Taking care as you take your medicine
Tips on finding out as much as you can about the medication you are taking.
At the doctor's
Before seeing your doctor consider having a medication review with your pharmacist. They will provide you with a complete list of all the medications you are taking, including your non-prescription medications, vitamins and natural medicines.
Before starting any medication, it is important that you know the most about the medication you are taking. We’ve pulled together a list of some key points you might want to consider asking your doctor or pharmacist about any new medication:
- What is the brand and drug name of my medication?
- Why am I taking it?
- How much should I take and how often?
- Is there a best time to take it?
- Should it be taken with or without food?
- How long will I need to take it?
- Are there potential side effects, and what should I do if they happen?
- What should I do if I miss a dose?
- Does this medication interact with my other medications?
- Does this medication replace anything else I am been taking?
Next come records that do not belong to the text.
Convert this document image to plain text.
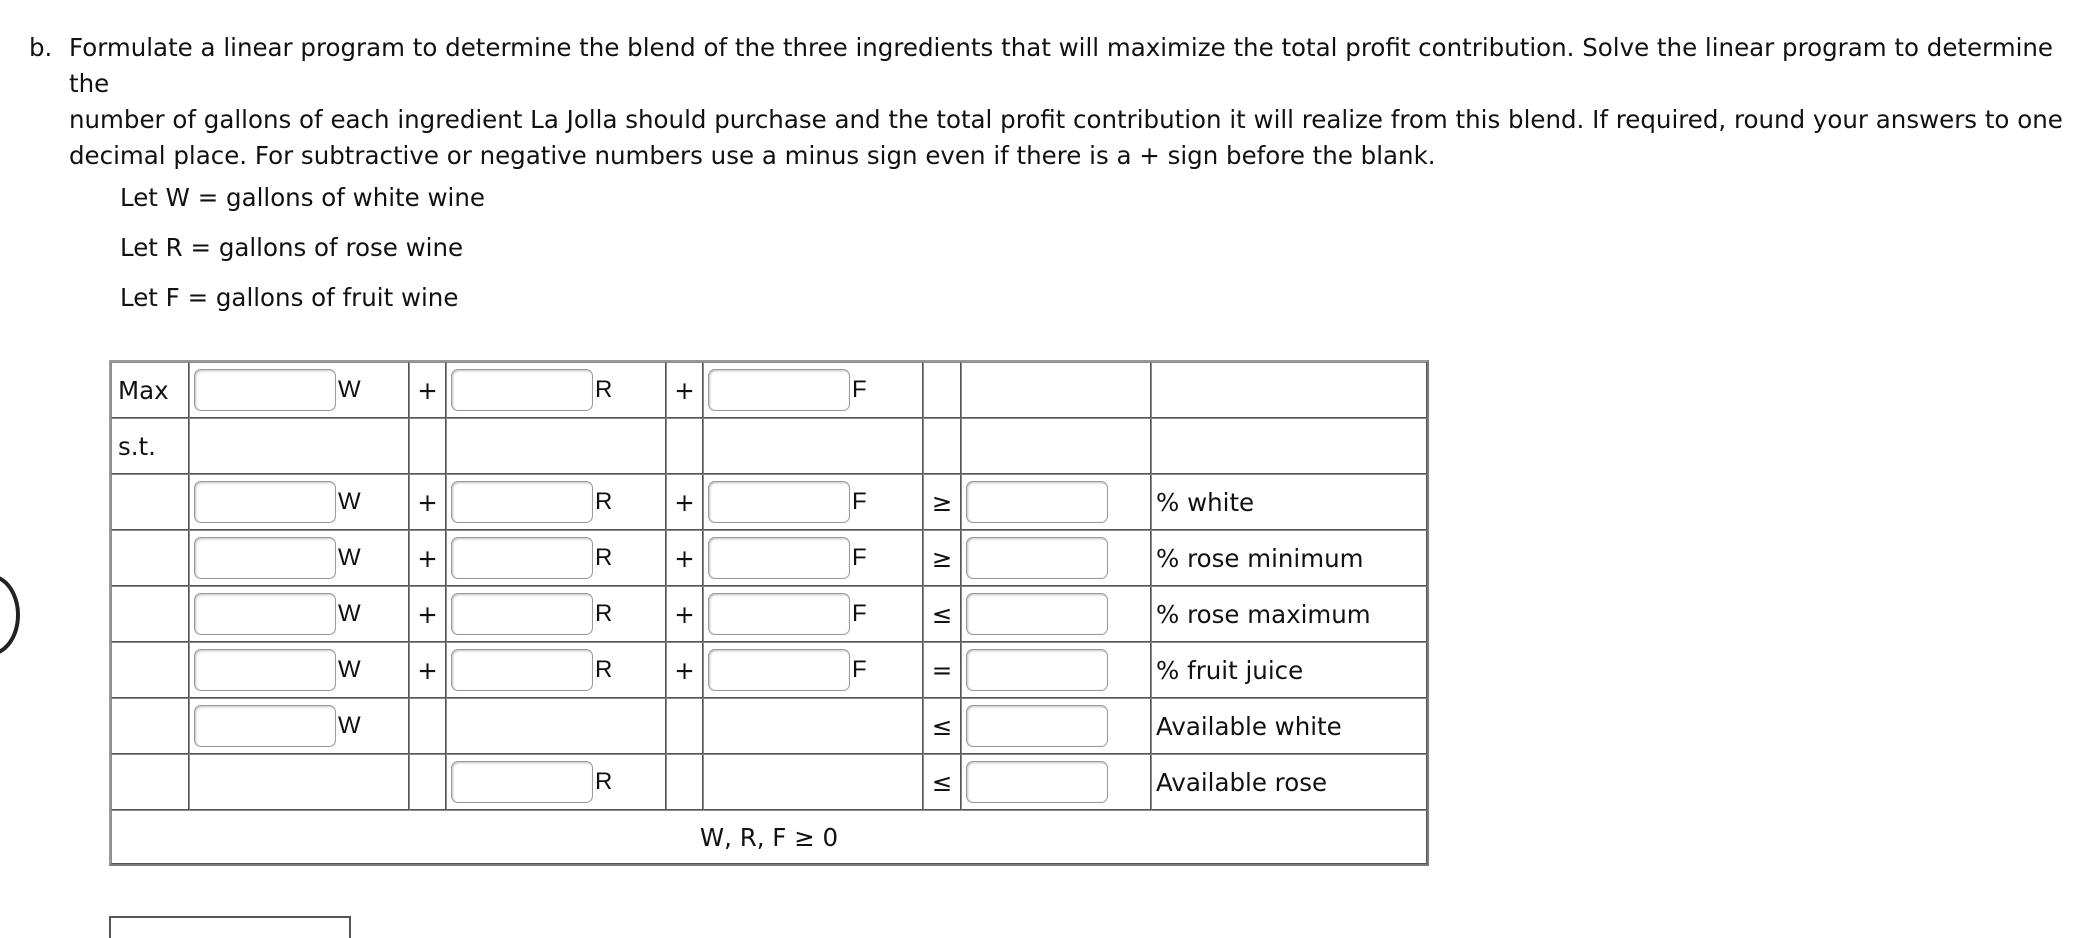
b. Formulate a linear program to determine the blend of the three ingredients that will maximize the total profit contribution. Solve the linear program to determine the
number of gallons of each ingredient La Jolla should purchase and the total profit contribution it will realize from this blend. If required, round your answers to one
decimal place. For subtractive or negative numbers use a minus sign even if there is a + sign before the blank.
Let W = gallons of white wine
Let R = gallons of rose wine
Let F = gallons of fruit wine
Max	W	+	R	+	F			

s.t.								

	W	+	R	+	F	≥		% white

	W	+	R	+	F	≥		% rose minimum

	W	+	R	+	F	≤		% rose maximum

	W	+	R	+	F	=		% fruit juice

	W					≤		Available white

			R			≤		Available rose
W, R, F ≥ 0								
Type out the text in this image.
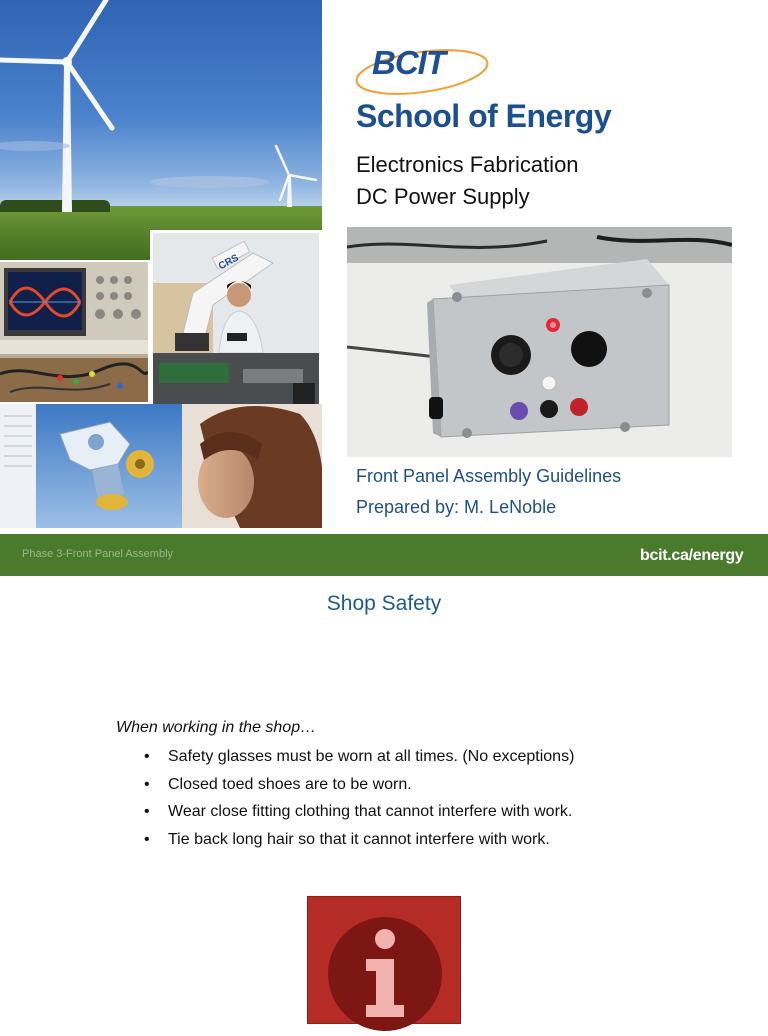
CRS
BCIT
School of Energy
Electronics Fabrication
DC Power Supply
Front Panel Assembly Guidelines
Prepared by: M. LeNoble
Phase 3-Front Panel Assembly	bcit.ca/energy
Shop Safety
When working in the shop…
• Safety glasses must be worn at all times. (No exceptions)
• Closed toed shoes are to be worn.
• Wear close fitting clothing that cannot interfere with work.
• Tie back long hair so that it cannot interfere with work.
- Where and how should I store it?
- How soon should I start to feel better?
- When should I report back to my healthcare professional?
- Should I avoid any liquids, foods, other substances or activities while using this medicine?
At the pharmacy
When you go to the pharmacy to pick up your medication, consider asking your pharmacist to answer any of the questions you may have about this medication.
The pharmacist should also advise you on how and when to take it. They will give you an information sheet about your medicine.
Your pharmacist will help you understand the information you have been given about the medicine. Remember your pharmacist is there to help answer any of the questions you may have.
When you buy medication over-the-counter without a prescription, it’s always best to talk to your pharmacist. There are many medications that can be a problem with common over-the-counter medications.
At the hospital
Before going to the hospital have a complete list of your medications and if they ask you, bring your medication in their original pill bottles.
Many of the same questions we talked about in the ‘At the doctor’s’ section apply at the hospital too. It’s always best to ask if you’re unsure – nothing is trivial if it’s bothering you.
There are also a few extra things to bear in mind when you’re at the hospital. It sounds obvious to say but it’s crucial you don’t let anyone give you medication without them first checking your hospital identification bracelet. This will help ensure you don’t get someone else's medication.
If you’re having a test or a procedure, it’s a good idea to ask if it will require any dyes or medicines in case you’re allergic to anything they’re intending to use.
When it’s time for you to leave hospital, some people find it helpful to ask the doctor, nurse or pharmacist to talk you and/or a family member through each medication. Some of your medications may change when you leave the hospital. Always check with your pharmacist if there are medications you should stop and bring back any unused medications to the pharmacy to destroy them.
Once you’re at home and getting started with your medicine, it’s still really important to follow the instructions you’ve been given.
We all lead busy lives but if medicines are not taken correctly, they might not work properly. So, with that in mind, here are some tips to help make sure your medicine will work as well as it can do:
- If you keep your medicine in its original, labelled packaging, it means you can identify each one and follow the correct directions for that particular medicine.
- Don’t store medicines where they might get hot, cold (unless specifically told to keep them in the refrigerator) or damp, because this can cause them to breakdown faster. Direct sunlight can also have an impact.
- It’s crucial to keep medications where children cannot see or reach them. It’s also important to keep medications for people separate from pet medications or household chemicals.
- Read the pharmacy medicine information sheet. It will give instructions about how to take the medication. For example, the best time of day to take it and whether it should be taken with food.
- Be cautious when measuring out liquid medication – ask your pharmacist for a measuring spoon or syringe. Don’t use a household teaspoon because they are not precise enough for medicine.
- Make a note of doctor and pharmacist phone numbers where you can easily find them.
- Know what to do if you have side effects from your medicines. Ask your doctor or pharmacist Knowing what to expect and what to do if you have a side effect is always a good idea.
- Finally, never take another person's prescription medication or let anyone else take yours, even if it appears that they have the same medical condition as you.
- Before taking any new over-the-counter, vitamin or natural medicine, always check with your doctor of pharmacist to make sure it is safe with your medicines.
*Teva is not a healthcare provider, and the information contained on this website cannot replace a doctor’s advice or treatment. You should always consult a health professional for advice about treatment or other medical advice for yourself or your loved ones.